父親の顔を見ると、心なしか気まずそうな表情にも見えた。
「まあ、俺は今日父さんの顔みて安心したよ。母さんが離婚届の用紙送り付けて来たって言ってたから、父さん、あれ市役所に出しちゃったかと心配してたんだ。」
「あれなら、出したよ。」
「え!嘘だろ?」
「ほんとだよ。」
「なんでそんなことするんだよ!!」
「ママに頼まれたから。
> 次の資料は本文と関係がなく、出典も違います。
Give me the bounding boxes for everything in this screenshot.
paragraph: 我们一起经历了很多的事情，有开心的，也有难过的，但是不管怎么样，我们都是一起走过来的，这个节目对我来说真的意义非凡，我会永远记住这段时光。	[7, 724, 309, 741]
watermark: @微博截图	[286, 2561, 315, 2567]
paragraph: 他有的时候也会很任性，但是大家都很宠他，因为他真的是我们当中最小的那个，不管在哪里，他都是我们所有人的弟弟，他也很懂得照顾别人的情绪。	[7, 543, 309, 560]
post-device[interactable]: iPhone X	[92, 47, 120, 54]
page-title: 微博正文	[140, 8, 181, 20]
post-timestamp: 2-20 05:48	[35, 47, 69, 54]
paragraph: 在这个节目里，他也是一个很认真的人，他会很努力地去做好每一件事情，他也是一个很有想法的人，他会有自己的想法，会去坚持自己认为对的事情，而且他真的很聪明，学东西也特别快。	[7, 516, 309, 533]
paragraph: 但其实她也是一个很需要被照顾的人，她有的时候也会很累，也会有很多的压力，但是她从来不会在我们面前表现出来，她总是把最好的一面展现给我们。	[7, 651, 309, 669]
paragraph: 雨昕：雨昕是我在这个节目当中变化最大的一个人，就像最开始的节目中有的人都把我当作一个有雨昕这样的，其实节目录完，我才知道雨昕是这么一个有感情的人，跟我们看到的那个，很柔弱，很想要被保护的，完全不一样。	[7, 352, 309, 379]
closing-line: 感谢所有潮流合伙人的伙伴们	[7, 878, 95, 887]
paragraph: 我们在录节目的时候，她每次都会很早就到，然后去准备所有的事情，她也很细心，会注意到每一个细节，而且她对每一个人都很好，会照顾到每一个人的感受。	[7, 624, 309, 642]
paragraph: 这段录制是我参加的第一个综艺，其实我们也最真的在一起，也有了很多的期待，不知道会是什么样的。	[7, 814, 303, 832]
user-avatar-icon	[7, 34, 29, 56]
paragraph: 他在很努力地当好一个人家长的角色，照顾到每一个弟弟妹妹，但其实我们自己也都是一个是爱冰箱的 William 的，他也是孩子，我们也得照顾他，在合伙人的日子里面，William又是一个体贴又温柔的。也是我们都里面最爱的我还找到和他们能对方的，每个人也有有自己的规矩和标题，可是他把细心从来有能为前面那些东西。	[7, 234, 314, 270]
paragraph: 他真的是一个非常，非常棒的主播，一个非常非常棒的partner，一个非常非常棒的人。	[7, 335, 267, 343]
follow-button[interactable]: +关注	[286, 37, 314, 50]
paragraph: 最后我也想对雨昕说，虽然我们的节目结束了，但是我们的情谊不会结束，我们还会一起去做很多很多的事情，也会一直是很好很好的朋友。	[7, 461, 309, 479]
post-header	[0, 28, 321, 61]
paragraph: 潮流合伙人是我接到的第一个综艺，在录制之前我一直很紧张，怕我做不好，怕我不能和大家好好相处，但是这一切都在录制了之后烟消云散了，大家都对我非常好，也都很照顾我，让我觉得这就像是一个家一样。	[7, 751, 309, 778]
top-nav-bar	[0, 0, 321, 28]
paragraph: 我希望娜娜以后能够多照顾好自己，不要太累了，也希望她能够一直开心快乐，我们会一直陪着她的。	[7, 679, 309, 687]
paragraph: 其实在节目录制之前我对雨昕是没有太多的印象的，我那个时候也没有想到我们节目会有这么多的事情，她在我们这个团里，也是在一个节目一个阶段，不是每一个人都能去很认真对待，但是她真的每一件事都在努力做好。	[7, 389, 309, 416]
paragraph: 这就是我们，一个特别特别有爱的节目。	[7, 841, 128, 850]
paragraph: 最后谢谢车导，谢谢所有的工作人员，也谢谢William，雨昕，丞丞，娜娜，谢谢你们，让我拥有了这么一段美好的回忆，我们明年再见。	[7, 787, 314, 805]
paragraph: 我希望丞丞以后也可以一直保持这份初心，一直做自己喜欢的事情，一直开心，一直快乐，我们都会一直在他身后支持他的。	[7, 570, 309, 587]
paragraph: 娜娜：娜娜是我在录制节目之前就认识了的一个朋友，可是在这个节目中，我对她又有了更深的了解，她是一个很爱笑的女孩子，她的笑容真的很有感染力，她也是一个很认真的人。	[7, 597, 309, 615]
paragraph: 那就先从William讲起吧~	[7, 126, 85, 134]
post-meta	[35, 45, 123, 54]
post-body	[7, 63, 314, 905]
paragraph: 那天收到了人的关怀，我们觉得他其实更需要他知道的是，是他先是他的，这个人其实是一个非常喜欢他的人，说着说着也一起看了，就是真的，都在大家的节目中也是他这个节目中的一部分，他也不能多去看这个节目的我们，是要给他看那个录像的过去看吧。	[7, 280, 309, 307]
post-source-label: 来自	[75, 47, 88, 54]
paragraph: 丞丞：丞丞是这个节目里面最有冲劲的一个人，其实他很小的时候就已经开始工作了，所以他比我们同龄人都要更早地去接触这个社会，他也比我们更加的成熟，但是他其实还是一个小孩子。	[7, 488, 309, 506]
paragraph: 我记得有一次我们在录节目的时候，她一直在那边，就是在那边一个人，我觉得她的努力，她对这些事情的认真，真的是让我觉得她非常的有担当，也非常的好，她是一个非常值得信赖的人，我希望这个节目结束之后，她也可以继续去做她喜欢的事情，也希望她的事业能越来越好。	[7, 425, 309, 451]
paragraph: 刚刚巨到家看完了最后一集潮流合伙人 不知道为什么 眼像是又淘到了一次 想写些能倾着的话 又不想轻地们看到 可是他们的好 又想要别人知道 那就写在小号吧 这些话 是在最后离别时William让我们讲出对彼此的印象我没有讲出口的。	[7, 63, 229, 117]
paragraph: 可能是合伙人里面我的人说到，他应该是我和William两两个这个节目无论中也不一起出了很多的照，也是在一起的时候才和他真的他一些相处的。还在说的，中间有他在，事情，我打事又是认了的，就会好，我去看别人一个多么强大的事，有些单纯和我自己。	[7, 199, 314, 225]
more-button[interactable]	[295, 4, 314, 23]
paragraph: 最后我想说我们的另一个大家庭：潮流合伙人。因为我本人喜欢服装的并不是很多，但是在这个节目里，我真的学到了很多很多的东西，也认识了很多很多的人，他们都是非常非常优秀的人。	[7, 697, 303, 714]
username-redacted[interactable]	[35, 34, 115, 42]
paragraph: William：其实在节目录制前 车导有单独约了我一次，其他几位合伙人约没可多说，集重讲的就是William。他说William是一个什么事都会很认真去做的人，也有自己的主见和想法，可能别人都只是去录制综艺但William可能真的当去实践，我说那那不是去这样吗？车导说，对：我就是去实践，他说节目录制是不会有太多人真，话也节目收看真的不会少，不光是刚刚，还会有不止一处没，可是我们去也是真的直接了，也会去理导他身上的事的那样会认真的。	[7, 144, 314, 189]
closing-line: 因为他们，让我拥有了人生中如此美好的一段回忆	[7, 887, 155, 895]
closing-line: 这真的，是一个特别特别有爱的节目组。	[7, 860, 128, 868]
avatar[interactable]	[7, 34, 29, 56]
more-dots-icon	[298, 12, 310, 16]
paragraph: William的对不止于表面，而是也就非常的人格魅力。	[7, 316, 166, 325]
」
場が静まり返った時、狙いすましたようにモツ煮や焼き鳥や刺身の盛り合わせが運ばれてきた。
「車で来たから飲まない方がいいですよね。」
藤井にしては少しおずおずと、しかしたった今気が付いたような小芝居を入れながら言葉を続けた。
「あ、大君とお父さんの動画って撮っても大丈夫ですかねえ。」
「顔が映らないようにしてもらえれば。」
「ありがとうございます。」
藤井が八谷の方へ手のひらを上にして見せると、八谷は藤井のスマホを返してくれた。
「ありがとうございます。じゃ、撮ります。大君よろしく。」
「父さん、なんかごめんね。」
「流せる内容か確認したいから配信はまだダメだぞ。」
八谷がそう言った。
そう、やっぱり配信出来ない内容が入ることになった。
父さんは桂子の実家の鍵を出してきたのだ。
「父さん、鍵持ってたの!」
「昨日、ユリさんが速達で送って寄越したんだ。手紙もついてた。
ええとね、『家の鍵を付け替えました。家の名義は桂子の母親のトクと私の共同名義になっています。』だそうです。」
八谷は大喜びで
「おお。それなら、食ったらすぐ家に行って調べちゃおう。」
「そうですね。早い方がいい。何か古い書付とかを見つけ出して、それを見ながら呪いを解く風の動画を配信して、家内と信者さん達に見せて下さい。それに効き目がなかったとしても、息子達は返してもらいますよ。」
「もちろんですよ。きっと大君は一生懸命やってくれると思いますから。」
そうか、当たり前だけど、この2人は仲良くは出来ないよな。大地は今気が付いた。
「食ったら出発だあ。動画も撮るぞ。ね、大君。」
心配事のない藤井のうれし気な顔に殺意が沸いた。